Monday, December 03, 2007

Fascínio pela estupidez


Pedro J. Bondaczuk


As nossas idéias, conceitos (e preconceitos) e, principalmente, as nossas ações, estão, sem que na maioria das vezes nos apercebamos, sob permanente questionamento no meio em que vivemos. Os princípios e atos que trazem resultados positivos, mesmo quando têm falhas e contradições, passam neste teste informal, nem sempre percebido.
Todavia, aqueles que, por uma razão ou por outra, em virtude de circunstâncias adversas que via de regra fogem da nossa competência, mesmo que corretos em sua essência, recebem reprovação generalizada dos que nos cercam. O desejável consenso, salvo raras e honrosas exceções (e assim mesmo, quando ocorre, é somente daquilo que é absolutamente óbvio) fica, apenas, no terreno do desejável, quando não só da nossa vontade.
Raras são as pessoas que cultivam o salutar hábito de pensar. Não, é claro, de se deter em banalidades, em coisas triviais e inócuas, que não tragam bem algum, a quem quer que seja, e não raro, até, redundem em males para a comunidade.
Raramente nos detemos, por exemplo, a considerar os grandes princípios éticos e morais que deveriam nortear a nossa conduta individual e social. Não questionamos, por falta de conhecimento, e por completo desinteresse, as várias correntes filosóficas, ou antropológicas, ou sociológicas, ou comportamentais, ou artísticas, não importa de que natureza sejam, capazes de mudar os rumos dos acontecimentos, tanto de um grupo restrito de indivíduos, quanto da humanidade.
Aceitamos, passivamente, sem contestar, dogmas absurdos, ultrapassados, canhestros, por absoluta falta do exercício do raciocínio.
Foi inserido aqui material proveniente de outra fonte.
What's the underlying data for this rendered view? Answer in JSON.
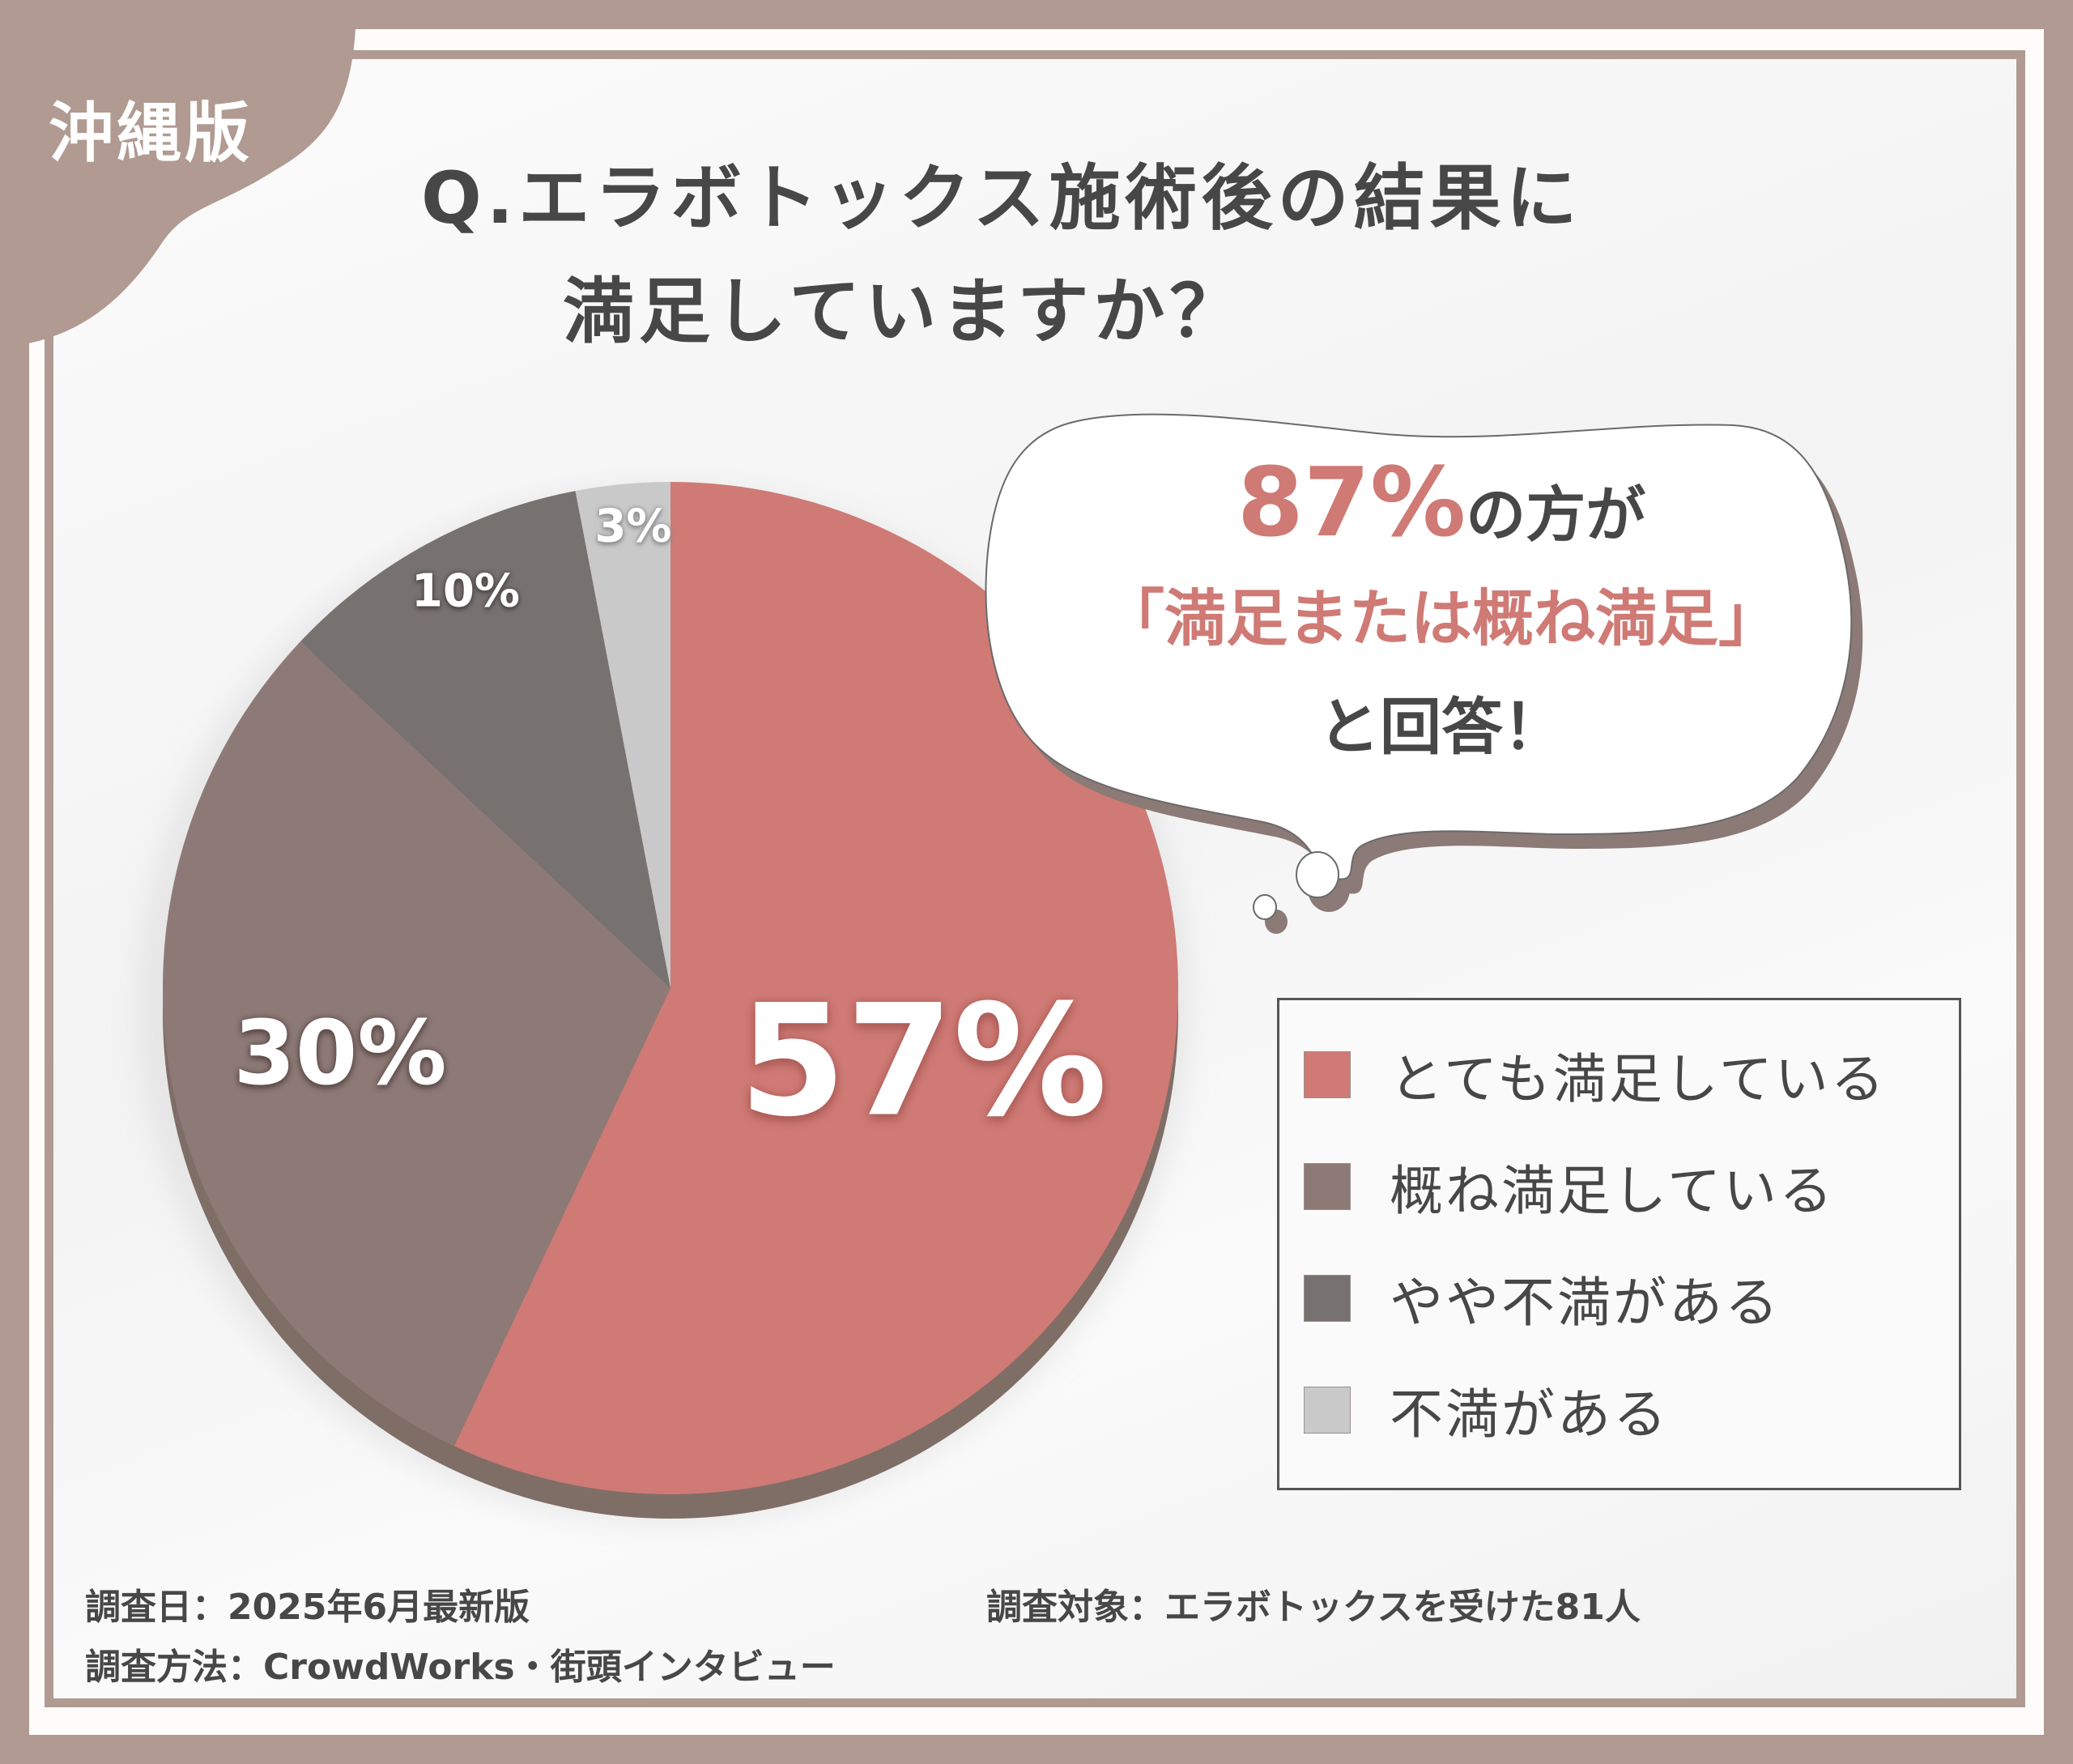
{
  "badge": {
    "region": "沖縄版"
  },
  "title": {
    "line1": "Q.エラボトックス施術後の結果に",
    "line2": "満足していますか？"
  },
  "callout": {
    "highlight": "87%",
    "line1_rest": "の方が",
    "line2": "「満足または概ね満足」",
    "line3": "と回答！"
  },
  "colors": {
    "frame": "#b09a91",
    "very_satisfied": "#cf7a75",
    "mostly_satisfied": "#8d7a77",
    "somewhat_dissatisfied": "#777170",
    "dissatisfied": "#c9c9c9",
    "pie_rim": "#7f6e66",
    "text": "#474747"
  },
  "pie_labels": {
    "very_satisfied": "57%",
    "mostly_satisfied": "30%",
    "somewhat_dissatisfied": "10%",
    "dissatisfied": "3%"
  },
  "legend": {
    "items": [
      {
        "label": "とても満足している",
        "color": "#cf7a75"
      },
      {
        "label": "概ね満足している",
        "color": "#8d7a77"
      },
      {
        "label": "やや不満がある",
        "color": "#777170"
      },
      {
        "label": "不満がある",
        "color": "#c9c9c9"
      }
    ]
  },
  "footer": {
    "survey_date": "調査日：2025年6月最新版",
    "survey_method": "調査方法：CrowdWorks・街頭インタビュー",
    "survey_target": "調査対象：エラボトックスを受けた81人"
  },
  "chart_data": {
    "type": "pie",
    "title": "Q.エラボトックス施術後の結果に満足していますか？",
    "subtitle": "沖縄版",
    "categories": [
      "とても満足している",
      "概ね満足している",
      "やや不満がある",
      "不満がある"
    ],
    "values": [
      57,
      30,
      10,
      3
    ],
    "unit": "%",
    "colors": [
      "#cf7a75",
      "#8d7a77",
      "#777170",
      "#c9c9c9"
    ],
    "start_angle": "12 o'clock",
    "direction": "clockwise",
    "legend_position": "right",
    "annotations": [
      "87%の方が「満足または概ね満足」と回答！"
    ],
    "sample_size": 81
  }
}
Agimos como se pensar fosse um ato doloroso, incômodo, ruim, quando, obviamente, não é. É prazeroso e construtivo. Trata-se do mais legítimo exercício da nossa racionalidade, que é o que nos distingue dos demais animais. Vivemos nos queixando da falta de tempo, para pensar e conseqüentemente para agir de conformidade com esses pensamentos quando, na verdade, o malbaratamos em coisas inúteis e sem nenhum valor.
Algumas idéias, convém ressaltar; vingam somente muitos anos (às vezes até séculos) depois da morte de quem as concebeu. Qual a razão? Em geral, isto se deve ao fato de surgirem fora do seu devido tempo, prematuras, como sementes lançadas em terreno estéril e pedregoso. Exemplo? O caso de Galileu, quando afirmou que o Sol era o centro do nosso sistema, e não a Terra, como ditava dogma, então vigente, determinado pela Igreja.
Hoje, qualquer criança que mal aprendeu as primeiras letras sabe, até por simples intuição, que isso é verdade. Os doutos senhores do século XVI, todavia, não sabiam. E, pior, nem queriam saber. Aferravam-se a superstições e retardavam, dessa forma, o progresso das ciências e das artes. Para que essa idéia se impusesse, quanto sacrifício, quanta dor e quanta humilhação, desnecessários, foram impostos aos homens lúcidos e inquiridores, afeitos ao raciocínio! Era a ignorância detendo o avanço da sabedoria.
Galileu, no entanto, ainda teve muita sorte, bem mais do que tantos outros, contemporâneos ou não, que tiveram a ousadia de discordar do que era tradição em seu tempo. Este foi o caso, por exemplo, de Giordano Bruno, condenado à morte (e executado) pela “Santa Inquisição”, que de santidade, convenhamos, não tinha nada, pelo mesmo “crime” do eminente pensador italiano.
Hoje em dia, há muita retórica, muita simulação, muita palavra sem substância, travestida de “idéia”. Os intelectuais do nosso tempo (claro que não todos, não se pode generalizar, pois há inúmeras exceções), adotam pomposos jargões, inúteis, desnecessários e incompreesíveis, acessíveis apenas a meia dúzia de “iniciados”, para expressar supostos princípios, que dão a impressão, aos desavisados, de conteúdo, que na verdade não têm. “Words, words, words”, diria Shakespeare.
Víctor Hugo definiu esse procedimento de forma até mais direta e objetiva. Afirmou: “Quando não somos inteligíveis é porque não somos inteligentes”. A simplicidade, embora não pareça, é uma virtude rara e desejável, principalmente no que diz respeito à comunicação, ao raciocínio e à expressão de idéias consistentes e construtivas..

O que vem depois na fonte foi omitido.